Edith Wharton’s Autobiography: Her multiple personality began in early childhood, when a storytelling personality repeatedly took control

When Edith Wharton was a little girl (before she had learned how to read), she had episodes—highly pleasurable, but against her will—in which her consciousness and behavior were taken over: She “had to obey the furious Muse” (storyteller personality):

“The imagining of tales…had gone on in me since my first conscious moments; I cannot remember the time when I did not want to ‘make up’ stories…I had to have a book in my hand to ‘make up’ with, and from the first it had to be a certain sort of book. The page had to be closely printed, with rather heavy black type, and not much margin…
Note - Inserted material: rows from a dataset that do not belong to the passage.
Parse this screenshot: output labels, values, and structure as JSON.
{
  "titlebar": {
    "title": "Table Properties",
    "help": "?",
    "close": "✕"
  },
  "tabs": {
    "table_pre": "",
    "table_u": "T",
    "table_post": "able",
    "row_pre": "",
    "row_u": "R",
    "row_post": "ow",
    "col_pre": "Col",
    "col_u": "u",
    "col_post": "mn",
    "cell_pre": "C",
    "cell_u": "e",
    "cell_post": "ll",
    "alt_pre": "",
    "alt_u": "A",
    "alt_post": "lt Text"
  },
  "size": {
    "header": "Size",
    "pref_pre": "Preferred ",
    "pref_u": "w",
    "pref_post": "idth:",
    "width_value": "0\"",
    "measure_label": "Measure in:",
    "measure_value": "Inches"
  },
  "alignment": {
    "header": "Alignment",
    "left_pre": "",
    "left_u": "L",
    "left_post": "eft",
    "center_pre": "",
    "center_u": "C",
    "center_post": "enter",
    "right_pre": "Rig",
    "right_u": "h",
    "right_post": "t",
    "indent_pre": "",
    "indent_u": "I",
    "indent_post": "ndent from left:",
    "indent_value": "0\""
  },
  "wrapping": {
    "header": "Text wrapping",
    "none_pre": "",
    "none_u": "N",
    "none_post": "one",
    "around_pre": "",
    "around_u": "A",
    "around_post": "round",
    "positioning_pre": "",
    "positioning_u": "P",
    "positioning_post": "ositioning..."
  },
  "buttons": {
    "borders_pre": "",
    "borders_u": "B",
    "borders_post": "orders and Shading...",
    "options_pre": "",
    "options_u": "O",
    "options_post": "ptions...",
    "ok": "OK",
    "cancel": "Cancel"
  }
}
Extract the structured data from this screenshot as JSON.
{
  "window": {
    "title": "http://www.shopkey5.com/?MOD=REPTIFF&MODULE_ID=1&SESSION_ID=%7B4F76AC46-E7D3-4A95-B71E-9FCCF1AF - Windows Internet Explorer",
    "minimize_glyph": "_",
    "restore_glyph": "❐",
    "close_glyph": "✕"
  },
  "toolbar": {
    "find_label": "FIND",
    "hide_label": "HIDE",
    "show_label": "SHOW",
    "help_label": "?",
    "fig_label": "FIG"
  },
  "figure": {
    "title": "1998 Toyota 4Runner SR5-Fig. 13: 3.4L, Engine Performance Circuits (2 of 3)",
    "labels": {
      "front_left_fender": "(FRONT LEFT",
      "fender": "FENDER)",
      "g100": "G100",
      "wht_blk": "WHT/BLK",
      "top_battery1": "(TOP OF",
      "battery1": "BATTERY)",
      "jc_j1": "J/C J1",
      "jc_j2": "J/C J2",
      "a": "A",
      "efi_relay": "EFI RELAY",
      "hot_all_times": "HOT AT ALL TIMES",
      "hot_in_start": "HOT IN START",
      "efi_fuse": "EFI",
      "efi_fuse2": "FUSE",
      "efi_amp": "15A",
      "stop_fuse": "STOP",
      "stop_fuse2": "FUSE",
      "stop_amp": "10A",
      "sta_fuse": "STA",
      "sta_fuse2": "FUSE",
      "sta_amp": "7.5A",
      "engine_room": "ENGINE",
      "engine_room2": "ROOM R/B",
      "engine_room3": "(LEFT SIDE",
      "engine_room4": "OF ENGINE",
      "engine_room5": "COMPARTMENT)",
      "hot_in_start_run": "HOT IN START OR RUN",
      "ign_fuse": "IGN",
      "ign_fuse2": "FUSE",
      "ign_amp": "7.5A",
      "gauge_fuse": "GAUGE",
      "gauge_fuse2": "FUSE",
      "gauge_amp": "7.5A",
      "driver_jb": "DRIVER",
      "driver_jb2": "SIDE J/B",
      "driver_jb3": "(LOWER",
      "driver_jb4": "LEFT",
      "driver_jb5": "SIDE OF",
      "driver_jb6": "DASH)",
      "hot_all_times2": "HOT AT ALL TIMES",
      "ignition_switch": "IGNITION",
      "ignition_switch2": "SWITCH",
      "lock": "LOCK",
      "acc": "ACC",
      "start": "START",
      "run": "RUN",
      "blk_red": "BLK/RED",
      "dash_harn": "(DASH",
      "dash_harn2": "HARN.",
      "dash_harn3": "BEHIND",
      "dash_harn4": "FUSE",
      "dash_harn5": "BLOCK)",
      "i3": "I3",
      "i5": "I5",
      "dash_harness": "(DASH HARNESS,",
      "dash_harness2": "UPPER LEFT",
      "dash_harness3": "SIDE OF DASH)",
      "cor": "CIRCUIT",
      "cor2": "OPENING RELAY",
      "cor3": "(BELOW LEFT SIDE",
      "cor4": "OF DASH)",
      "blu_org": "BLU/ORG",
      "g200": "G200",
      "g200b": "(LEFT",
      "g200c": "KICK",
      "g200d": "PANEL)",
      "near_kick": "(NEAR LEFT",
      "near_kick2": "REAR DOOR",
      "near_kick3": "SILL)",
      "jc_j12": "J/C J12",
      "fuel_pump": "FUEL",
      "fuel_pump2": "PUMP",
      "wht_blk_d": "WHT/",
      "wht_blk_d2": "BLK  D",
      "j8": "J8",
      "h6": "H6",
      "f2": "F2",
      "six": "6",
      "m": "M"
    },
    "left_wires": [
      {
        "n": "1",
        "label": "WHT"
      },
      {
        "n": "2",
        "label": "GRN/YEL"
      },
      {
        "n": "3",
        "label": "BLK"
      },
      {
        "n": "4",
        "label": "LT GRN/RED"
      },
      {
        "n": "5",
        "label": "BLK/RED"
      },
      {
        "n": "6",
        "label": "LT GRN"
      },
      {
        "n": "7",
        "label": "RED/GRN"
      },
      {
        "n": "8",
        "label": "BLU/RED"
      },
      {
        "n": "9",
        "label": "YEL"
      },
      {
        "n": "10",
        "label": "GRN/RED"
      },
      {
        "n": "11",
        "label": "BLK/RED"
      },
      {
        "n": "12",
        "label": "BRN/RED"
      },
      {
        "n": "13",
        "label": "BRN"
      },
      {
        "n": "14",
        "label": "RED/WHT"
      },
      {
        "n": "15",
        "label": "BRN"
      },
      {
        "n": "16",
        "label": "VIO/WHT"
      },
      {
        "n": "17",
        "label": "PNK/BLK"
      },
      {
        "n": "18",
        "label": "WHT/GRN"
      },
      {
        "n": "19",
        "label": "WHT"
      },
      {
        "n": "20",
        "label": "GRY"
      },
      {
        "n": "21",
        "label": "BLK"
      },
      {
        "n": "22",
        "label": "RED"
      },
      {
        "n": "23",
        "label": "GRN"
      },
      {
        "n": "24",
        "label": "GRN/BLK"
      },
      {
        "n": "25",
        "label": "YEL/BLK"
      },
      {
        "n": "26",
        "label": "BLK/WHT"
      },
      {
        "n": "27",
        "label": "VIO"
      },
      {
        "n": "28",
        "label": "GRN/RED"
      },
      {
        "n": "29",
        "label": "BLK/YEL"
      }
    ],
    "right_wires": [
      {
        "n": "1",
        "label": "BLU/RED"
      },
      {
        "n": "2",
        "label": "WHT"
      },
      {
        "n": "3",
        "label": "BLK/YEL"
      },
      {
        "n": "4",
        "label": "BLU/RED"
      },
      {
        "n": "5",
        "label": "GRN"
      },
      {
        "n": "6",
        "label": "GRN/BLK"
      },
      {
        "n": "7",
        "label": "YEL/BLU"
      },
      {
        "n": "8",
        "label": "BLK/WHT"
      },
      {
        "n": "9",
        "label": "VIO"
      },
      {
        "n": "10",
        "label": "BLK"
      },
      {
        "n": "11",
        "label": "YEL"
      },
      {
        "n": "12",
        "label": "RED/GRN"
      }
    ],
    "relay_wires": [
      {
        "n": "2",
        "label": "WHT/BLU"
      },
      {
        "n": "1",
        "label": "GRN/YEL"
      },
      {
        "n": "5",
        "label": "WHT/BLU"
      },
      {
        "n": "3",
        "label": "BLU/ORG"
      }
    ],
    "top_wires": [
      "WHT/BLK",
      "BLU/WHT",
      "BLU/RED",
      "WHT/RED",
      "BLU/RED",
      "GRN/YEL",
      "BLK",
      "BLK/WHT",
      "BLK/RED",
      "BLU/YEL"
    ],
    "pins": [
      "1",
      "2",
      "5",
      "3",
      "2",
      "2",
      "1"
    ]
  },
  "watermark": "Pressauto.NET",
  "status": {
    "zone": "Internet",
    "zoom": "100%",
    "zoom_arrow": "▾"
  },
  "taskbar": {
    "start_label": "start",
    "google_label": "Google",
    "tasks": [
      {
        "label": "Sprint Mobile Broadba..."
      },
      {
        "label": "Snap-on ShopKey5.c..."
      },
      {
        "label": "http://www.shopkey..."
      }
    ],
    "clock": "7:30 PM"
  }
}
“…making up was ecstasy. At any moment the impulse might seize me; and then, if the book was in reach, I had only to walk the floor, turning the pages as I walked, to be swept off full sail on the sea of dreams. The fact that I could not read added to the completeness of the illusion…Parents and nurses, peeping at me through the cracks of doors (I always had to be alone to ‘make up’), noticed that I often held the book upside down, but that I never failed to turn the pages, and that I turned them at about the right pace for a person reading aloud as passionately and precipitately as was my habit.

“There was something almost ritualistic in the performance. The call came regularly and imperiously; and though, when it caught me at inconvenient moments, I would struggle against it conscientiously—for I was beginning to be a very conscientious little girl—the struggle was always a losing one. I had to obey the furious Muse; and there are deplorable tales of my abandoning the ‘nice’ playmates who had been invited to ‘spend the day’, and rushing to my mother with the desperate cry: ‘Mamma, you must go and entertain that little girl for me. I’ve got to make up” (1, pp. 33-35).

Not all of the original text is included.